From the Publisher:
Highlights of the twelve case studies include: P.S. 234, Manhattan. At nine a.m. on September 11, 2001, the thirty-seven teachers and 650 elementary students of P.S. 234 were twelve hundred feet from Ground Zero. Principal Anna Switzer states, "[r]ight when the second plane crashed--that's when we knew that it wasn't an accident." George Washington Carver H.S., New Orleans, Louisiana. Principal Vanessa Eugene believed Katrina would be another chapter in New Orleans' long history of near-miss hurricanes. Carver's campus was soon under ten feet of water. Sobrante Park E.S., Oakland, California.
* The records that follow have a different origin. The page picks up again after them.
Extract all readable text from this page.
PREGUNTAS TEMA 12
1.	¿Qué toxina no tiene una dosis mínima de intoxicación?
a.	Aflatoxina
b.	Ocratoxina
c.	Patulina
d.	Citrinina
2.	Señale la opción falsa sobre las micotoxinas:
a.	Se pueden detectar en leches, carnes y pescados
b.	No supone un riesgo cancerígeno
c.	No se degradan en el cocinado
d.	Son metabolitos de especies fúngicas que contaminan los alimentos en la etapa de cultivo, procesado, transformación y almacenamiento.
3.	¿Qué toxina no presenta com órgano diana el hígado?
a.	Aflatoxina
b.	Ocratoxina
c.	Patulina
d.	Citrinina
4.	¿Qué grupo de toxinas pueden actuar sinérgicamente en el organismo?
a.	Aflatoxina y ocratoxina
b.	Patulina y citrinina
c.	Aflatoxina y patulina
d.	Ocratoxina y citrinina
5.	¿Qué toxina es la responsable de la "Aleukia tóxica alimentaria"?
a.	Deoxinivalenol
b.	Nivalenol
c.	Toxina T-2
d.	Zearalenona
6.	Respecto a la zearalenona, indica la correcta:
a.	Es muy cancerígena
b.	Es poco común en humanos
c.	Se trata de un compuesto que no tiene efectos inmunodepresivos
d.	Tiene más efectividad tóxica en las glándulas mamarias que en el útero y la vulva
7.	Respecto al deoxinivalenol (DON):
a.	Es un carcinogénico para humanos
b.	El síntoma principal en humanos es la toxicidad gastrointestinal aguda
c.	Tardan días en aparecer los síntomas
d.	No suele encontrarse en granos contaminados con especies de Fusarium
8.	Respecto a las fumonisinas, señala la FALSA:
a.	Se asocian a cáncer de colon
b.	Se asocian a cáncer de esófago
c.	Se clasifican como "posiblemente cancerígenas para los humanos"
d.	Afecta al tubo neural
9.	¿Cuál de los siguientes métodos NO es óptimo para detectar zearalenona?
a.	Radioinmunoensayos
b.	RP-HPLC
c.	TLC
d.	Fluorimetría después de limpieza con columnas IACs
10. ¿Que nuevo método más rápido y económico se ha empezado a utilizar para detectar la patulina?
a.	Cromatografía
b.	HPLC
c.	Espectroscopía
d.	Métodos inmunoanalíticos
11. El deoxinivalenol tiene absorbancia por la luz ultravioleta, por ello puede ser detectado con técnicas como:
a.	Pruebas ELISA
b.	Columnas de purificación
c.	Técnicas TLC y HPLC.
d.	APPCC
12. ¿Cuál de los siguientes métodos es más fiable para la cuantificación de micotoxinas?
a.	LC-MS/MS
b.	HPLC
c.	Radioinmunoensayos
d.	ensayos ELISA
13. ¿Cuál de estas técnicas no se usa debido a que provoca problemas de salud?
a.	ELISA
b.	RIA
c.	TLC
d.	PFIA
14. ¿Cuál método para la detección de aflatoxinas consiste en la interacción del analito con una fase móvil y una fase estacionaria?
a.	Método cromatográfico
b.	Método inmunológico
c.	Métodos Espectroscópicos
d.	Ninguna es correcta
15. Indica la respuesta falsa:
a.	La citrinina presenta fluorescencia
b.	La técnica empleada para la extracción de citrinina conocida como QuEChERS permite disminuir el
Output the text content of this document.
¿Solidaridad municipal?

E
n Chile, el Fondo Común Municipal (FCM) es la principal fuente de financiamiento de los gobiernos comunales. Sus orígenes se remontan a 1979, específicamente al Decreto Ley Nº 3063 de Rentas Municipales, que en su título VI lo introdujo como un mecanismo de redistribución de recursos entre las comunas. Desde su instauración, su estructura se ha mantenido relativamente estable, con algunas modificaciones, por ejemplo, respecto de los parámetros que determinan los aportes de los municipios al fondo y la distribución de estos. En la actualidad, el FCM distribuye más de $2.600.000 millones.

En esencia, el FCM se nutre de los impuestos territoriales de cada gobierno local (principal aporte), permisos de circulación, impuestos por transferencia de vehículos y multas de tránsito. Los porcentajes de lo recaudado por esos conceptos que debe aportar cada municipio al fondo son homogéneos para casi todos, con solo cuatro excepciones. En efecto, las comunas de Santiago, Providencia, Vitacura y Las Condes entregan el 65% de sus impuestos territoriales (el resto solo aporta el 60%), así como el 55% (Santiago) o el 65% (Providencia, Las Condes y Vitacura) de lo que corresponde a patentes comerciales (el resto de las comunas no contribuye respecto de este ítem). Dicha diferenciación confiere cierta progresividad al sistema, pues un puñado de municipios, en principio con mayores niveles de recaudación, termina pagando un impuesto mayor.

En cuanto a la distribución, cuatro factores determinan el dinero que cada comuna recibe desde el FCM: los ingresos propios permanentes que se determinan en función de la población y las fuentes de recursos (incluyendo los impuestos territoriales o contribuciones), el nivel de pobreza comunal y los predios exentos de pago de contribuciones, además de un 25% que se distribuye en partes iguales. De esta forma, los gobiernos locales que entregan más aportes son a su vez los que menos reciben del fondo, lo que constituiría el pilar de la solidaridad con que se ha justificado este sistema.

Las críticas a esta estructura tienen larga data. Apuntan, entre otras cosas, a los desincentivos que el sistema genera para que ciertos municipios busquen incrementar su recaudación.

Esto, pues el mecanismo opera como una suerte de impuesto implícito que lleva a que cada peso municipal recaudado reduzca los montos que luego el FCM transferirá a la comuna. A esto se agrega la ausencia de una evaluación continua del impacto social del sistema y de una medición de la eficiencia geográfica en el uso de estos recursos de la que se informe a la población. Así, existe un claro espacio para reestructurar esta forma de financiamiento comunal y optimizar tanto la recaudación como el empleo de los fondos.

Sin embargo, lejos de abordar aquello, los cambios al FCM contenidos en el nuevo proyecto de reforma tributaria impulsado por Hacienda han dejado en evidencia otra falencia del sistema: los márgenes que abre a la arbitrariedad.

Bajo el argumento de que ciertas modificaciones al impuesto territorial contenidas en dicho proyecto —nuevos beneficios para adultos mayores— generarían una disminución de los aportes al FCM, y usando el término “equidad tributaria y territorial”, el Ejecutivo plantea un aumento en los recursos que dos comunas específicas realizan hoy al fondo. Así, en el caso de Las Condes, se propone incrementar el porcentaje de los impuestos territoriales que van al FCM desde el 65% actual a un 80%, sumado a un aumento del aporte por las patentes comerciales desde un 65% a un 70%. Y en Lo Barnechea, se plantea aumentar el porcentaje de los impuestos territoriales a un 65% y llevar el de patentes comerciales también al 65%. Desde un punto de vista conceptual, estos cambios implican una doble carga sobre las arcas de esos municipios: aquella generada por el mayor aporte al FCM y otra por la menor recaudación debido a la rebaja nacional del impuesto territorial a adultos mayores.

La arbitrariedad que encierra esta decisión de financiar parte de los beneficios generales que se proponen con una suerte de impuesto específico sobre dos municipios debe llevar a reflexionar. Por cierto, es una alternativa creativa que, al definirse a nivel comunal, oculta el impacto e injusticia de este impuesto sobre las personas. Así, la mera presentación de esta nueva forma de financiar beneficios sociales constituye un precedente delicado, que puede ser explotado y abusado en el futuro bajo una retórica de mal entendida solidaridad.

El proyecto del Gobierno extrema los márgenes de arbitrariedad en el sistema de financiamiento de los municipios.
Like many schools, Sobrante Park only slowly realized the paradigm shift associated with the No Child Left Behind Act--until the fifth year of failing to make Adequate Yearly Progress. "What do you do when all the data is bad?" asked Principal Marco Franco. Platte Canyon H.S, Bailey, Colorado. Principal Brian Krause was approached by a frantic student who reported: "'[T]here's a guy in the English classroom with a gun' . . . . I remember thinking, okay, he said guy. He didn't say student or kid or Johnny." Other case studies include the challenges inherent in starting charter schools, discovery of systemic and deliberate grade fraud, rezoning of 95 percent of a elementary school's student population, and leading a school populated by changing--and often contentious--refugee groups.
About the Author:
Matthew J. Pepper is coordinator of research and data quality for the Metro-Nashville Public Schools and is also on staff at the National Center on Performance Incentives at Peabody College. He has lately worked on district data quality issues and a university-district research partnership. Tim London is a teaching fellow in the School of Education at Queen's University of Belfast, Northern Ireland, focusing on educational leadership. He has been a teacher and school administrator in the United States and abroad and has worked with the American Federation of Teachers and a nonprofit foundation that provides educational opportunities to under-served families. Mike Dishman is an associate professor of educational leadership at Kennesaw State University and an attorney whose practice concentrates on the representation of public schools. He is the coauthor of six books on school law and leadership and serves on the editorial board of the Peabody Journal of Education. Jessica Lewis is a research associate at the National Center on Performance Incentives of Peabody College and currently heads the center's evaluations of performance incentive programs in Texas.